If, like me, in the last couple of days you’ve had a call from your bank eager to talk about how to they could save you money on your mortgage, you’ve probably twigged that something is up.

Usually they call to flog insurance policies I don’t want, or offer a lift in my credit card limit that I can’t afford.

So to hear them actually prepared to come to the table to strike a cheaper deal on what is one of their core products is an interesting development.

It tells me that their own economists have told them the prospects of an official interest rate rise sometime this year are looking pretty slim.

This is no news to the market, which sees no chance of a rate hike before March next year, and instead is pricing in the possibility of a rate cut.

As RBA Governor Glenn Stevens put it today when announcing the Reserve Bank Board had decided to hold the central bank’s cash rate steady for a seventh consecutive month, “on present indications, the most prudent course is likely to be a period of stability in interest rates”.

It also shows that the field of competition has well and truly shifted from deposits (remember when the interest rate on 3-month deposits reached above 5 per cent? It is now down to around 3 per cent), and the scramble now is to sign up home buyers.

It is pretty clear that at the moment the economy is like a dog on roller skates, desperately trying to gain some traction.

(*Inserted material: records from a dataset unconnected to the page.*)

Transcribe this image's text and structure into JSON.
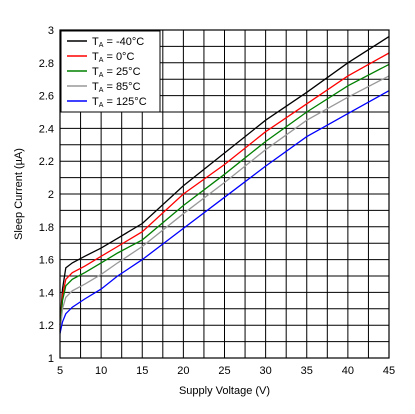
{
  "chart_data": {
    "type": "line",
    "xlabel": "Supply Voltage (V)",
    "ylabel": "Sleep Current (µA)",
    "xlim": [
      5,
      45
    ],
    "ylim": [
      1,
      3
    ],
    "xticks": [
      5,
      10,
      15,
      20,
      25,
      30,
      35,
      40,
      45
    ],
    "yticks": [
      1,
      1.2,
      1.4,
      1.6,
      1.8,
      2,
      2.2,
      2.4,
      2.6,
      2.8,
      3
    ],
    "grid": true,
    "legend_placement": "top-left",
    "series": [
      {
        "name": "T_A = -40°C",
        "legend_main": "T",
        "legend_sub": "A",
        "legend_rest": " = -40°C",
        "color": "#000000",
        "x": [
          5,
          5.3,
          5.7,
          6.5,
          8,
          10,
          12,
          15,
          20,
          25,
          30,
          35,
          40,
          45
        ],
        "y": [
          1.2,
          1.42,
          1.55,
          1.58,
          1.62,
          1.67,
          1.73,
          1.82,
          2.05,
          2.25,
          2.45,
          2.62,
          2.8,
          2.96
        ]
      },
      {
        "name": "T_A = 0°C",
        "legend_main": "T",
        "legend_sub": "A",
        "legend_rest": " = 0°C",
        "color": "#ff0000",
        "x": [
          5,
          5.3,
          5.7,
          6.5,
          8,
          10,
          12,
          15,
          20,
          25,
          30,
          35,
          40,
          45
        ],
        "y": [
          1.17,
          1.38,
          1.48,
          1.52,
          1.56,
          1.62,
          1.68,
          1.77,
          2.0,
          2.18,
          2.38,
          2.55,
          2.72,
          2.86
        ]
      },
      {
        "name": "T_A = 25°C",
        "legend_main": "T",
        "legend_sub": "A",
        "legend_rest": " = 25°C",
        "color": "#008000",
        "x": [
          5,
          5.3,
          5.7,
          6.5,
          8,
          10,
          12,
          15,
          20,
          25,
          30,
          35,
          40,
          45
        ],
        "y": [
          1.16,
          1.35,
          1.44,
          1.48,
          1.52,
          1.58,
          1.64,
          1.72,
          1.93,
          2.12,
          2.32,
          2.5,
          2.66,
          2.79
        ]
      },
      {
        "name": "T_A = 85°C",
        "legend_main": "T",
        "legend_sub": "A",
        "legend_rest": " = 85°C",
        "color": "#999999",
        "x": [
          5,
          5.3,
          5.7,
          6.5,
          8,
          10,
          12,
          15,
          20,
          25,
          30,
          35,
          40,
          45
        ],
        "y": [
          1.15,
          1.3,
          1.37,
          1.41,
          1.45,
          1.51,
          1.58,
          1.68,
          1.88,
          2.07,
          2.27,
          2.45,
          2.59,
          2.72
        ]
      },
      {
        "name": "T_A = 125°C",
        "legend_main": "T",
        "legend_sub": "A",
        "legend_rest": " = 125°C",
        "color": "#0000ff",
        "x": [
          5,
          5.3,
          5.7,
          6.5,
          8,
          10,
          12,
          15,
          20,
          25,
          30,
          35,
          40,
          45
        ],
        "y": [
          1.15,
          1.22,
          1.27,
          1.31,
          1.36,
          1.42,
          1.5,
          1.6,
          1.79,
          1.98,
          2.17,
          2.35,
          2.49,
          2.63
        ]
      }
    ]
  }
}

Mr Stevens said that, while consumer demand was “slightly firmer”, and data foreshadowed a “solid expansion” in housing (building approvals jumped 6.8 per cent in January to be up almost 36 per cent from a year earlier), demand for labour is weak and the unemployment rate is likely to rise higher.

Its cause isn’t helped by a Federal Government that at every opportunity thunders about the dire state of the nation’s public finances and hints darkly at the need for painful spending cuts.

In central bank-speak, “public spending is scheduled to be subdued”.

It can’t be doing anything to improve the willingness of businesses to invest. Official figures confirm private capital expenditure has been sliding for the past couple of years, even as profits have grown – gross operating profits were up 107 per cent in the year to the December quarter, yet over the same period private capex fell 5.7 per cent (and spending on plant and equipment plunged more than 16 per cent).

As Mr Stevens put it, resource sector investment is set to decline significantly, while there are only “tentative” signs of improvement in investment intentions in other sectors.

The economy is partly the victim of an unfortunate clash of timing between the business and political cycles.

The incentive for the Abbott Government is to cut hard in its first Budget, giving itself room for vote-enhancing largesse closer to the next election, while the economy could do with some productivity-enhancing infrastructure investment.

Fat hope of that at the moment.

Even more people are likely to be out of work in the coming months, and being able to negotiate a cheaper mortgage is likely to be of little comfort.